RACC celebrates new mural on N. Albina & Mississippi

Detail from SpaceCraft's new mural.

Detail from SpaceCraft’s new mural.

The artist collective, SpaceCraft Mission to Arts, has completed one of the largest murals funded by RACC’s Public Art Mural Program and will celebrate this collaborative project with a community celebration on Friday, May 24th, 3:30-6:30pm, in the grassy field across the street southwest of the project site. The mural is located on the west wall of the City of Portland’s Bureau of Transportation Maintenance facility (3150 N. Mississippi).

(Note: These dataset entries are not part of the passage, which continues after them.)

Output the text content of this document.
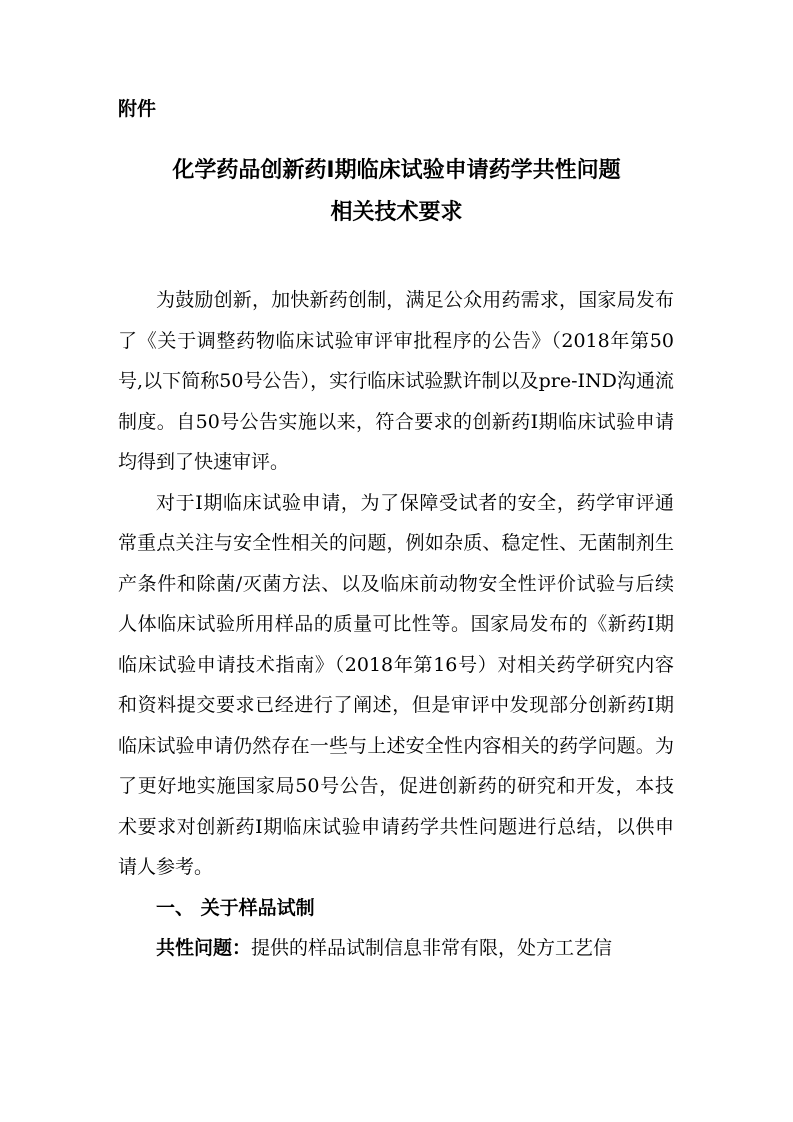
附件
化学药品创新药Ⅰ期临床试验申请药学共性问题
相关技术要求

为鼓励创新，加快新药创制，满足公众用药需求，国家局发布了《关于调整药物临床试验审评审批程序的公告》（2018年第50号,以下简称50号公告），实行临床试验默许制以及pre-IND沟通流制度。自50号公告实施以来，符合要求的创新药Ⅰ期临床试验申请均得到了快速审评。

对于Ⅰ期临床试验申请，为了保障受试者的安全，药学审评通常重点关注与安全性相关的问题，例如杂质、稳定性、无菌制剂生产条件和除菌/灭菌方法、以及临床前动物安全性评价试验与后续人体临床试验所用样品的质量可比性等。国家局发布的《新药Ⅰ期临床试验申请技术指南》（2018年第16号）对相关药学研究内容和资料提交要求已经进行了阐述，但是审评中发现部分创新药Ⅰ期临床试验申请仍然存在一些与上述安全性内容相关的药学问题。为了更好地实施国家局50号公告，促进创新药的研究和开发，本技术要求对创新药Ⅰ期临床试验申请药学共性问题进行总结，以供申请人参考。

一、 关于样品试制

共性问题：提供的样品试制信息非常有限，处方工艺信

Planning for the mural began in Fall 2010, when the Northeast Coalition of Neighborhoods received a Graffiti Abatement Grant from the City of Portland to paint murals on buildings as a way to discourage graffiti. With that small grant and coordination with a team of artists from SpaceCraft, community members, and organizations began to raise funds for the project. Throughout the process, community engagement was the driving force—the Boise Neighborhood Association, students from the former Albina Youth Opportunity School, former Humboldt Elementary, Boise Elliot Middle School, community members, and the PBOT maintenance workers all contributed their voices to the mural design and how they wanted themselves and their neighborhood depicted. More than a way to deter graffiti, the artists see the mural as a powerful, onhealthy collaborative, self-reflective vision of the neighborhood created by those who live in it.

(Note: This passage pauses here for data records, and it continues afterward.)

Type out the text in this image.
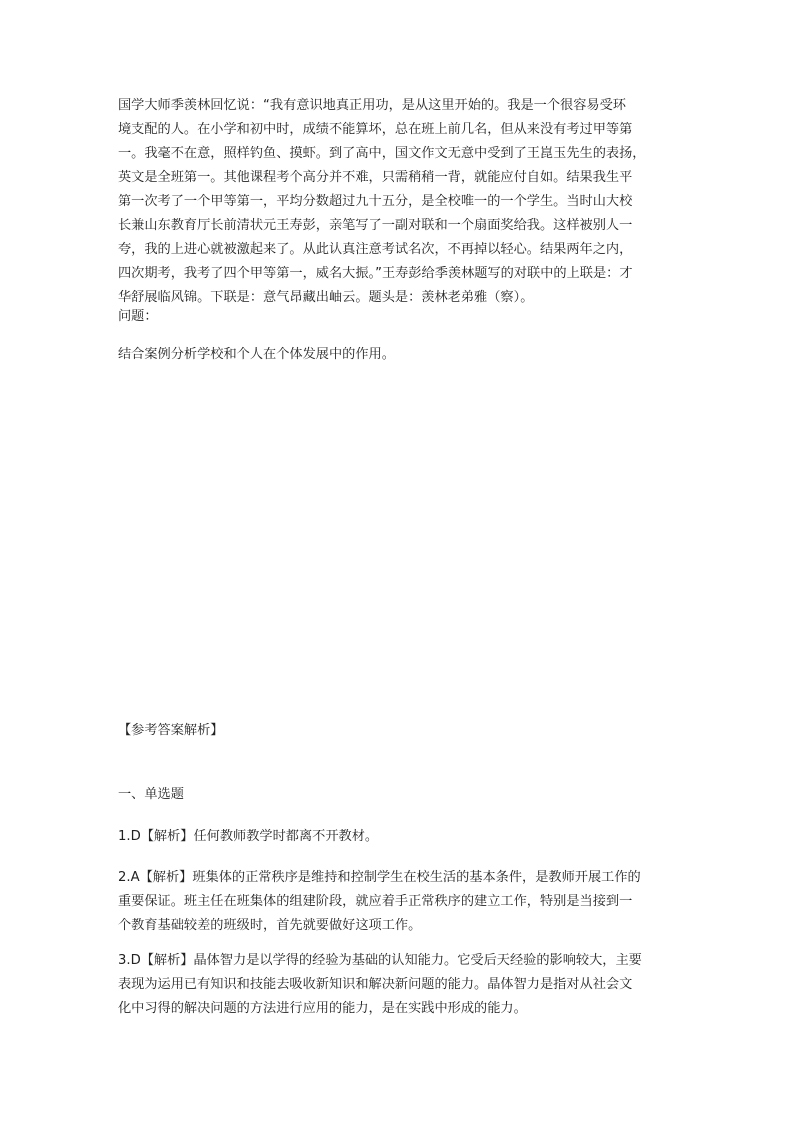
国学大师季羡林回忆说：“我有意识地真正用功，是从这里开始的。我是一个很容易受环
境支配的人。在小学和初中时，成绩不能算坏，总在班上前几名，但从来没有考过甲等第
一。我毫不在意，照样钓鱼、摸虾。到了高中，国文作文无意中受到了王崑玉先生的表扬，
英文是全班第一。其他课程考个高分并不难，只需稍稍一背，就能应付自如。结果我生平
第一次考了一个甲等第一，平均分数超过九十五分，是全校唯一的一个学生。当时山大校
长兼山东教育厅长前清状元王寿彭，亲笔写了一副对联和一个扇面奖给我。这样被别人一
夸，我的上进心就被激起来了。从此认真注意考试名次，不再掉以轻心。结果两年之内，
四次期考，我考了四个甲等第一，威名大振。”王寿彭给季羡林题写的对联中的上联是：才
华舒展临风锦。下联是：意气昂藏出岫云。题头是：羡林老弟雅（察）。

问题：

结合案例分析学校和个人在个体发展中的作用。

【参考答案解析】

一、单选题

1.D【解析】任何教师教学时都离不开教材。
2.A【解析】班集体的正常秩序是维持和控制学生在校生活的基本条件，是教师开展工作的
重要保证。班主任在班集体的组建阶段，就应着手正常秩序的建立工作，特别是当接到一
个教育基础较差的班级时，首先就要做好这项工作。
3.D【解析】晶体智力是以学得的经验为基础的认知能力。它受后天经验的影响较大，主要
表现为运用已有知识和技能去吸收新知识和解决新问题的能力。晶体智力是指对从社会文
化中习得的解决问题的方法进行应用的能力，是在实践中形成的能力。
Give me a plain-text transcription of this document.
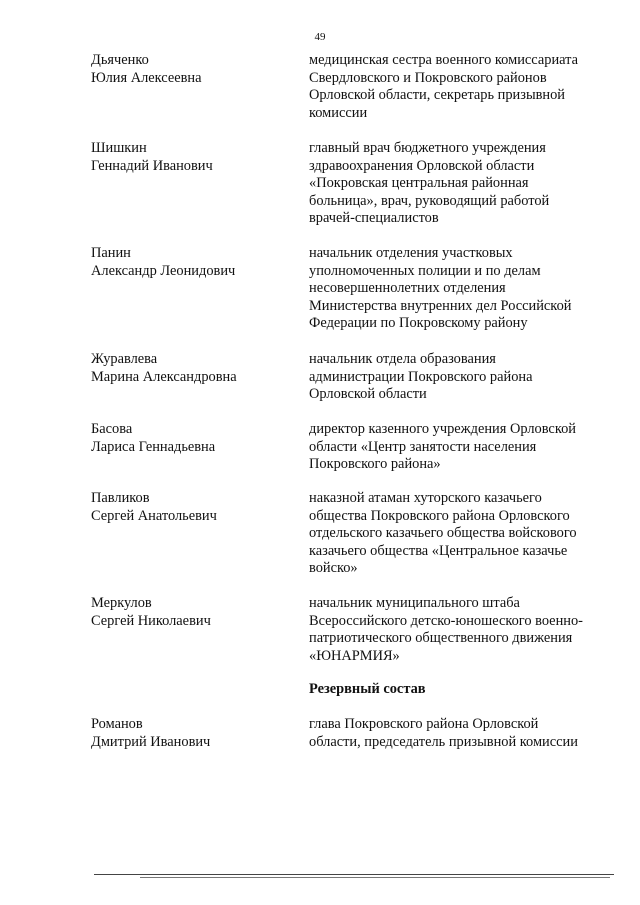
49
Дьяченко
Юлия Алексеевна
медицинская сестра военного комиссариата
Свердловского и Покровского районов
Орловской области, секретарь призывной
комиссии
Шишкин
Геннадий Иванович
главный врач бюджетного учреждения
здравоохранения Орловской области
«Покровская центральная районная
больница», врач, руководящий работой
врачей-специалистов
Панин
Александр Леонидович
начальник отделения участковых
уполномоченных полиции и по делам
несовершеннолетних отделения
Министерства внутренних дел Российской
Федерации по Покровскому району
Журавлева
Марина Александровна
начальник отдела образования
администрации Покровского района
Орловской области
Басова
Лариса Геннадьевна
директор казенного учреждения Орловской
области «Центр занятости населения
Покровского района»
Павликов
Сергей Анатольевич
наказной атаман хуторского казачьего
общества Покровского района Орловского
отдельского казачьего общества войскового
казачьего общества «Центральное казачье
войско»
Меркулов
Сергей Николаевич
начальник муниципального штаба
Всероссийского детско-юношеского военно-
патриотического общественного движения
«ЮНАРМИЯ»
Резервный состав
Романов
Дмитрий Иванович
глава Покровского района Орловской
области, председатель призывной комиссии
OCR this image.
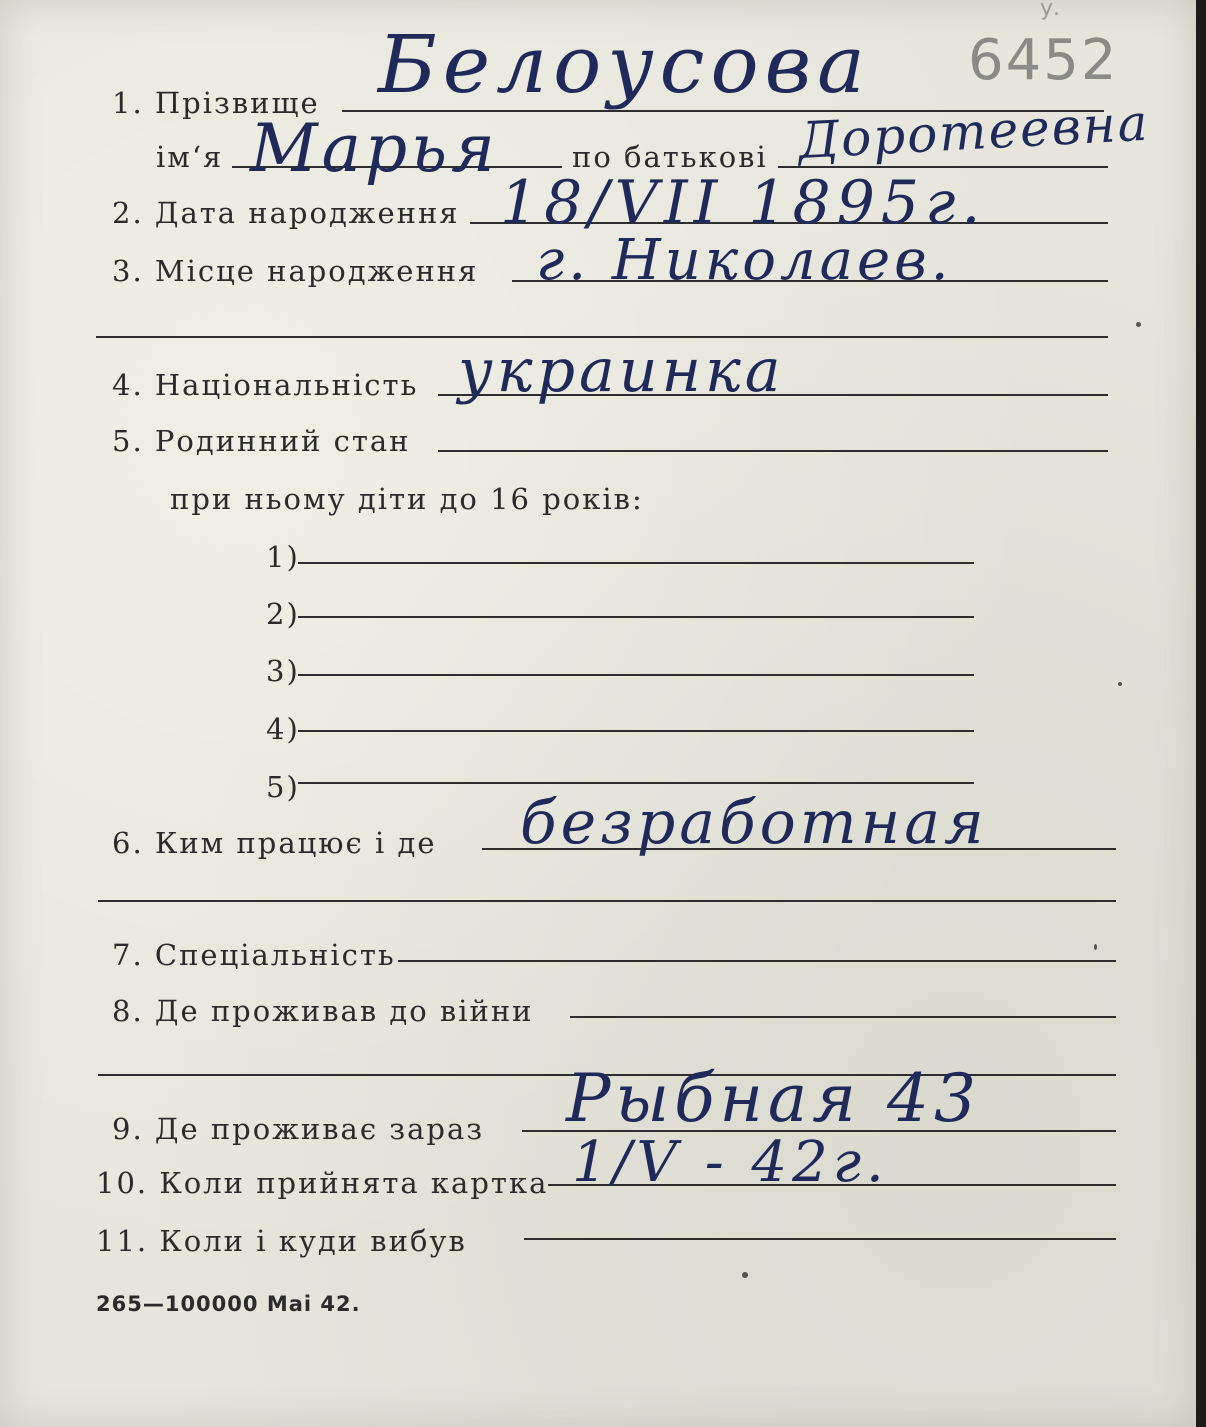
6452
у.
1. Прізвище Белоусова
ім‘я Марья	по батькові Доротеевна
2. Дата народження 18/VII 1895г.
3. Місце народження г. Николаев.
4. Національність украинка
5. Родинний стан
при ньому діти до 16 років:
1)
2)
3)
4)
5)
6. Ким працює і де безработная
7. Спеціальність
8. Де проживав до війни
9. Де проживає зараз Рыбная 43
10. Коли прийнята картка 1/V - 42г.
11. Коли і куди вибув
265—100000 Mai 42.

Painting began during the Summer 2012 and was led by SpaceCraft artists, Jakub Kucharczyk, Matthew Wooldridge and Max Humphres. The mural unfolds across 177 ft and features images related to community practices and industries that have been part of the local Portland-Albina neighborhood over the last several eras. Native American landscape migrates into historic industries of lumber, railroad and steel which subsequently move into representations of the diversity of people and activities characteristic of Portland. Featured throughout the mural are mountains, bridges, gardens, parks, and city workers. Included are symbols of the neighborhoods’ transitions of communities from Native American, Volga Germans, Finnish, Chinese and African American.

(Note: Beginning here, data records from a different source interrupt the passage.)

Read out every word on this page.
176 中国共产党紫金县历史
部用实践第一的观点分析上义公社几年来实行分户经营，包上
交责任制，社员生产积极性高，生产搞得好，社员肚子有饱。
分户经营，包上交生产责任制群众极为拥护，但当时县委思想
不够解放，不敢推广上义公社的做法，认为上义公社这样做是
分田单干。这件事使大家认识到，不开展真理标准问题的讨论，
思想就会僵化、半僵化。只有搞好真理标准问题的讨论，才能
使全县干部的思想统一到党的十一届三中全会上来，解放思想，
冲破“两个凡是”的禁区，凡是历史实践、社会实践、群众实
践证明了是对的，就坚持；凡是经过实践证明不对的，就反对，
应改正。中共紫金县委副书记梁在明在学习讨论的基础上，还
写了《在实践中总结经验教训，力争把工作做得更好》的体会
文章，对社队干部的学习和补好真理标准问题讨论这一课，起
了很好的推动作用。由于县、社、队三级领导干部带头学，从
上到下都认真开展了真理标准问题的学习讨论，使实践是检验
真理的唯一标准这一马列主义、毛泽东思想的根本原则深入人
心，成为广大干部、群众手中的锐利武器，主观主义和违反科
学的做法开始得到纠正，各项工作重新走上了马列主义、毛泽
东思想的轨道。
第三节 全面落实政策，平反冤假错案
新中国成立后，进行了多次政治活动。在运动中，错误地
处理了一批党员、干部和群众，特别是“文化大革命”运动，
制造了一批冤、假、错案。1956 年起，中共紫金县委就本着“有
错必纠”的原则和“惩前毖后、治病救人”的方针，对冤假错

Travelers on N. Mississippi Ave between N. Fremont St. and N. Monroe St. will see the mural by car, foot, and bike. It is also visible to Northbound drivers on I-5 and I-405. The mural will serve as a gateway to the Historic Mississippi Business District and Boise neighborhood and discourage graffiti

This project was funded in part by a Portland Graffiti Abatement grant and the RACC Public Art Murals Program.